As bombers, uma marca registrada da etiqueta, estavam presentes. As sobreposições incluíam saias por cima de bermudas bikers, tops em recortes orgânicos, quase como feitos em casa, para qualquer gênero. A paleta era sóbria, majoritariamente preto, prata e azul metálico. Mas as cores leves e a transparência tiveram vezes também em camisões com estampas abstratas. O psicodelismo esteve presente, principalmente como acabamento para os looks em jeans. Por fim, o coração surgiu na passarela fora do peito. Em vez de ser carregado na manga, ele estava em uma bolsa em formato do coração anatômico, em uma alça de corrente, preso enquanto a gente se recupera de uma desilusão amorosa.
Buzina
A marca portuguesa de Vera Fernandes é conhecida pelo minimalismo, porém, ao desembarcar na América Latina em sua estreia na SPFW, ela decidiu fazer diferente. Deixou os tecidos planos para apostar em visuais vibrantes, estampados combinados com joias maxis e coloridas.

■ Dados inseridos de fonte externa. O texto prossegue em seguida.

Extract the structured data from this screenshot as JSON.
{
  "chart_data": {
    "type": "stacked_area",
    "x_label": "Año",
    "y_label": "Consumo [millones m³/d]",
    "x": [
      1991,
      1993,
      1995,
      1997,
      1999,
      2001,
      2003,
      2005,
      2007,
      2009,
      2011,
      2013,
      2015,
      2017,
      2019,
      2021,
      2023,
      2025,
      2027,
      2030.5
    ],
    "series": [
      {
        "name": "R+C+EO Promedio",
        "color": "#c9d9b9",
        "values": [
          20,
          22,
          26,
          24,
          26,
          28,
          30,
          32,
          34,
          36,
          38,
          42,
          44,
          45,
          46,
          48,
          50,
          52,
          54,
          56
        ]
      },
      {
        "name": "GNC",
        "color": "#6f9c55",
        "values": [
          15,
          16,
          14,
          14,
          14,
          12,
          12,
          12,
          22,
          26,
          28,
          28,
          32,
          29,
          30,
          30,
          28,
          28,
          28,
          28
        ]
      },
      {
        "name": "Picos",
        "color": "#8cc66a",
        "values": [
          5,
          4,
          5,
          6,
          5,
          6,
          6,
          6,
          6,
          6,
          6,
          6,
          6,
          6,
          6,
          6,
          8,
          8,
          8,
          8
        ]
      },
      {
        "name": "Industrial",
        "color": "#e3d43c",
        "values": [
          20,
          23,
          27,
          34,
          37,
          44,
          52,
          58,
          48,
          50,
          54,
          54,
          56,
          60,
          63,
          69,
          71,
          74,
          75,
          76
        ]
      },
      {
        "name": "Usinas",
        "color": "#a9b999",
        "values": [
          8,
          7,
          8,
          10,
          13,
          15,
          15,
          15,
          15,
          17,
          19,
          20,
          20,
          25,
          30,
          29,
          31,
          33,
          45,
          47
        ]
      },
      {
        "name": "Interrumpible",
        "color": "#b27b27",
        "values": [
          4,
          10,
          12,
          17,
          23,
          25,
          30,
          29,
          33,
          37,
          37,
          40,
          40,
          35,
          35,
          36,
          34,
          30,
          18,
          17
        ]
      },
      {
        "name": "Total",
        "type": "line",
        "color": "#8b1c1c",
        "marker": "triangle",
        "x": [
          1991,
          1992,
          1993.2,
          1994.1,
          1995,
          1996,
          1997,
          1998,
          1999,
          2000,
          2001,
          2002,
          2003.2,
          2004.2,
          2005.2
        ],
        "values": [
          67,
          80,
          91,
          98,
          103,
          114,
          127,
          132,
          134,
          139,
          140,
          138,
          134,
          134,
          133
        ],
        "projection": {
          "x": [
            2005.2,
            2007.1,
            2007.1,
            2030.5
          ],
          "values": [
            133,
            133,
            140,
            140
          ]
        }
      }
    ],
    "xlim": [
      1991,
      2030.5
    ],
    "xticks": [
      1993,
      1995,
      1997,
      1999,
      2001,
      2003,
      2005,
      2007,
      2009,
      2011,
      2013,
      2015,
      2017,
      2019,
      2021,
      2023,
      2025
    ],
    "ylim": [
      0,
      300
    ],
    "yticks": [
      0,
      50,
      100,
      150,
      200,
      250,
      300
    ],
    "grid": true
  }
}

A estilista se inspirou no glamour dos anos da era de ouro da década de 1950. Trouxe o brilho, o exagero e a feminilidade exacerbada nos looks que pareciam feitos para bonecas perfeitas. As estampas, lineares e quadriculares, vinham em tonalidades como o rosa e o lilás. Blusas com mangas bufantes, saias balonês e vestidos com a cintura deslocada, com franjas nas costas, complementaram a proposta. Túnicas, muito presentes nas coleções da Buzina, ficaram volumosas por conta da sobreposição com saias super rodadas. Lenços amarrados ao pescoço faziam as vezes como gola armada.
Uma das propostas da marca é fazer roupas de tamanho único, que se adaptariam a diversos tipos de corpos e manequins. Ironicamente, no entanto, não havia nenhuma modelo gorda no casting do desfile para colocar a proposta à prova.
Modem
A marca fez a sua nona participação na SPFW, mais uma vez no formato digital. A coleção Visual Transformation, pensada para o inverno de 2023, se inspira em personagens de videogames dos anos 1990 e 2000 para montar uma alfaiataria contemporânea, que se assemelha a roupas de super-heróis, com modelagem criativa e arquitetônica.
As calças estão com as bocas largas, combinadas com sapatos de bico pino. Ilhós marcam bem a cintura tanto em vestidos de comprimento midi como em ternos e trench coats. Volumes exagerados, repartidos em recortes e pregas, fazem contraponto com a leveza do crepe trabalhado em peças com detalhes sobrepostos.
O cáqui, branco e preto fazem parte da cartela de cores bem típicas do inverno, mas a Modem traz também sugestões em cores vibrantes como o azul, vermelho e o rosa. O xadrez também surge para colorir em peças como um poncho repaginado com a silhueta bem arquitetônica.